One of these overlapping genetic regions includes the cyclin-dependent kinase inhibitor 2B antisense 1 (CDKN2B-AS1) gene. This gene, located in a genomic region on chromosome 9p21.3, has also been shown to be implicated in diseases such as ovarian cancer, glioma, hypertension, coronary artery disease, and chronic lymphocytic leukemia [[10], [11], [12], [13], [14]]. Specific to the development of POAG, some research has suggested that CDKN2B-AS1 is involved in mediating senescence, inflammation, and extracellular matrix accumulation [15]. Another study, which used a transgenic mouse model, indicated that the deletion of this genomic region may predispose retinal ganglion cells to increased vulnerability to intraocular pressure (IOP), acting via strengthened activation of microglia in the retina and the optic nerve [16]. However, the molecular mechanisms underlying the association between CDKN2B-AS1 and POAG are still poorly understood, and the effects described in previous studies could occur secondarily to other mechanisms related to the gene, as it has a variety of functions throughout the body.
Here, we investigated the direct effect of CDKN2B-AS1 mutations on vulnerability in the immortalized human neuroblastoma cell line SH-SY5Y. We show that introducing gene mutation into CDKN2B-AS1 promoted apoptotic cell death. Moreover, we found that c-Fos was activated downstream of CDKN2B-AS1 in an RNA-seq and pathway analysis, suggesting that CDKN2B-AS1 mutation may contribute to the activation of c-Fos to promote apoptotic cell death in neuronal cells.
2. Materials and methods
2.1. Cell culture
The human neuroblastoma cell line SH-SY5Y (ECACC94030304) was purchased from ECACC. The cells were cultured in DMEM (Wako 044–29765) and Ham's F-12 (Wako, 087–08335) at a 1:1 ratio, supplemented with 10 % FBS, penicillin-streptomycin, and sodium pyruvate, at 37 °C in a humidified 5 % CO2 incubator. Stable SH-SY5Y cell lines for SpCas9 gene overexpression with lentivirus (pLV[Exp]-EF1A > hCas9(ns):T2A:Puro) were obtained from VectorBuilder (Kanagawa, Japan).
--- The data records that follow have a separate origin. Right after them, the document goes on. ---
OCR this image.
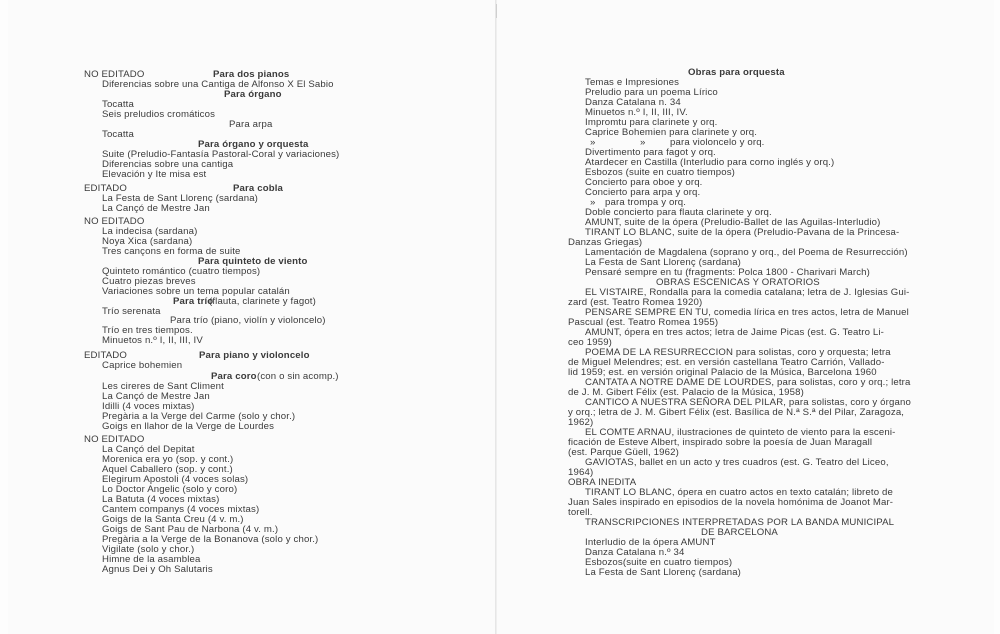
NO EDITADO	Para dos pianos
Diferencias sobre una Cantiga de Alfonso X El Sabio
Para órgano
Tocatta
Seis preludios cromáticos
Para arpa
Tocatta
Para órgano y orquesta
Suite (Preludio-Fantasía Pastoral-Coral y variaciones)
Diferencias sobre una cantiga
Elevación y Ite misa est
EDITADO	Para cobla
La Festa de Sant Llorenç (sardana)
La Cançó de Mestre Jan
NO EDITADO
La indecisa (sardana)
Noya Xica (sardana)
Tres cançons en forma de suite
Para quinteto de viento
Quinteto romántico (cuatro tiempos)
Cuatro piezas breves
Variaciones sobre un tema popular catalán
Para trío
(flauta, clarinete y fagot)
Trío serenata
Para trío (piano, violín y violoncelo)
Trío en tres tiempos.
Minuetos n.º I, II, III, IV
EDITADO	Para piano y violoncelo
Caprice bohemien
Para coro (con o sin acomp.)
Les cireres de Sant Climent
La Cançó de Mestre Jan
Idilli (4 voces mixtas)
Pregària a la Verge del Carme (solo y chor.)
Goigs en llahor de la Verge de Lourdes
NO EDITADO
La Cançó del Depitat
Morenica era yo (sop. y cont.)
Aquel Caballero (sop. y cont.)
Elegirum Apostoli (4 voces solas)
Lo Doctor Angelic (solo y coro)
La Batuta (4 voces mixtas)
Cantem companys (4 voces mixtas)
Goigs de la Santa Creu (4 v. m.)
Goigs de Sant Pau de Narbona (4 v. m.)
Pregària a la Verge de la Bonanova (solo y chor.)
Vigilate (solo y chor.)
Himne de la asamblea
Agnus Dei y Oh Salutaris
Obras para orquesta
Temas e Impresiones
Preludio para un poema Lírico
Danza Catalana n. 34
Minuetos n.º I, II, III, IV.
Impromtu para clarinete y orq.
Caprice Bohemien para clarinete y orq.
»	»	para violoncelo y orq.
Divertimento para fagot y orq.
Atardecer en Castilla (Interludio para corno inglés y orq.)
Esbozos (suite en cuatro tiempos)
Concierto para oboe y orq.
Concierto para arpa y orq.
» para trompa y orq.
Doble concierto para flauta clarinete y orq.
AMUNT, suite de la ópera (Preludio-Ballet de las Aguilas-Interludio)
TIRANT LO BLANC, suite de la ópera (Preludio-Pavana de la Princesa-
Danzas Griegas)
Lamentación de Magdalena (soprano y orq., del Poema de Resurrección)
La Festa de Sant Llorenç (sardana)
Pensaré sempre en tu (fragments: Polca 1800 - Charivari March)
OBRAS ESCENICAS Y ORATORIOS
EL VISTAIRE, Rondalla para la comedia catalana; letra de J. Iglesias Gui-
zard (est. Teatro Romea 1920)
PENSARE SEMPRE EN TU, comedia lírica en tres actos, letra de Manuel
Pascual (est. Teatro Romea 1955)
AMUNT, ópera en tres actos; letra de Jaime Picas (est. G. Teatro Li-
ceo 1959)
POEMA DE LA RESURRECCION para solistas, coro y orquesta; letra
de Miguel Melendres; est. en versión castellana Teatro Carrión, Vallado-
lid 1959; est. en versión original Palacio de la Música, Barcelona 1960
CANTATA A NOTRE DAME DE LOURDES, para solistas, coro y orq.; letra
de J. M. Gibert Félix (est. Palacio de la Música, 1958)
CANTICO A NUESTRA SEÑORA DEL PILAR, para solistas, coro y órgano
y orq.; letra de J. M. Gibert Félix (est. Basílica de N.ª S.ª del Pilar, Zaragoza,
1962)
EL COMTE ARNAU, ilustraciones de quinteto de viento para la esceni-
ficación de Esteve Albert, inspirado sobre la poesía de Juan Maragall
(est. Parque Güell, 1962)
GAVIOTAS, ballet en un acto y tres cuadros (est. G. Teatro del Liceo,
1964)
OBRA INEDITA
TIRANT LO BLANC, ópera en cuatro actos en texto catalán; libreto de
Juan Sales inspirado en episodios de la novela homónima de Joanot Mar-
torell.
TRANSCRIPCIONES INTERPRETADAS POR LA BANDA MUNICIPAL
DE BARCELONA
Interludio de la ópera AMUNT
Danza Catalana n.º 34
Esbozos(suite en cuatro tiempos)
La Festa de Sant Llorenç (sardana)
The cells were cultured in EMEM (Wako, 055–08975) and Ham's F-12 (Wako, 087–08335) at a 1:1 ratio, supplemented with 10 % FBS and penicillin-streptomycin, at 37 °C in a humidified 5 % CO2 incubator. For genome editing targeting CDKN2B-AS1, a SpCas9 stable cell line was infected with dual gRNA-overexpressing lentivirus (multiplicity of infection 20) in the presence of 2 μg/ml polybrene. The medium was replaced 4 h after infection.
2.2. Lentivirus vector
The lentiviral vectors used to express gRNA and TagBFP2 in our study, pLV[2gRNA]-TagBFP2:T2A:Puro-U6>Scramble[gRNA#1]-U6>Scramble[gRNA#2], pLV[2gRNA]-TagBFP2:T2A:Puro-U6>{CDKN2B-AS1_gRNA#1}-U6>{CDKN2B-AS1_gRNA#2}, and pLV[2gRNA]-TagBFP2:T2A:Puro-U6>{CDKN2B-AS1_gRNA#3}-U6>{CDKN2B-AS1_gRNA#4}, were constructed and packaged by VectorBuilder. The vector IDs were VB210519-1003myp, VB210519-1014cjr, and VB210519-1015edw. To evaluate the downstream signaling of CDKN2B-AS1, pLV[ncRNA]-EGFP:T2A:Puro-CMV>{hCDKN2B-AS1[NR_003529.3]} was used for overexpression of CDKN2B-AS1. As a control vector, we used pLV[Exp]-EGFP:T2A:Puro-CMV > ORF_Stuffer. The vector IDs were VB211112-1184dvq and VB900122-4425pgj. These IDs can be used to retrieve detailed information about the vectors on vectorbuilder.com.
2.3. RT-PCR
Total cellular RNA was extracted from stable SpCas9-expressing SH-SY5Y cells and cDNA was synthesized using the SuperPrep II Cell Lysis and RT Kit for qPCR (Toyobo, SCQ-401). For quantitative RT-PCR, primer sets were synthesized with Eurofin genomics. The specific primers used to amplify SpCas9 were 5′-GAAGAGAACCGCCAGAAGAAG-3′ and 5′-CCACGATGTTGCCGAAGAT-3’. The primers used to amplify hGAPDH were 5′-GACTCATGACCACAGTCCATG-3′ and 5′-TCAGCTCAGGGATGACCTTG. Quantitative RT-PCR was performed using Thunderbird SYBR qPCR Mix (Toyobo, QPS201), and results were analyzed on a real-time PCR system (7500 Fast Real-Time PCR System; Life Technologies, Inc.). In addition, to confirm the specificity of the amplification, we performed a quantitative PCR program followed by a melting curve analysis and agarose gel electrophoresis of the PCR products.
2.4. Western blotting
Protein samples were extracted with PTTS buffer that included a protease inhibitor, and concentrations were measured as previously described [17]. An anti-SpCas9 antibody was incubated at 4 °C overnight, and a secondary antibody labeled with HRP was incubated for 1 h at room temperature. Immunoreactive bands were detected and captured with chemiluminescence, as previously described [18].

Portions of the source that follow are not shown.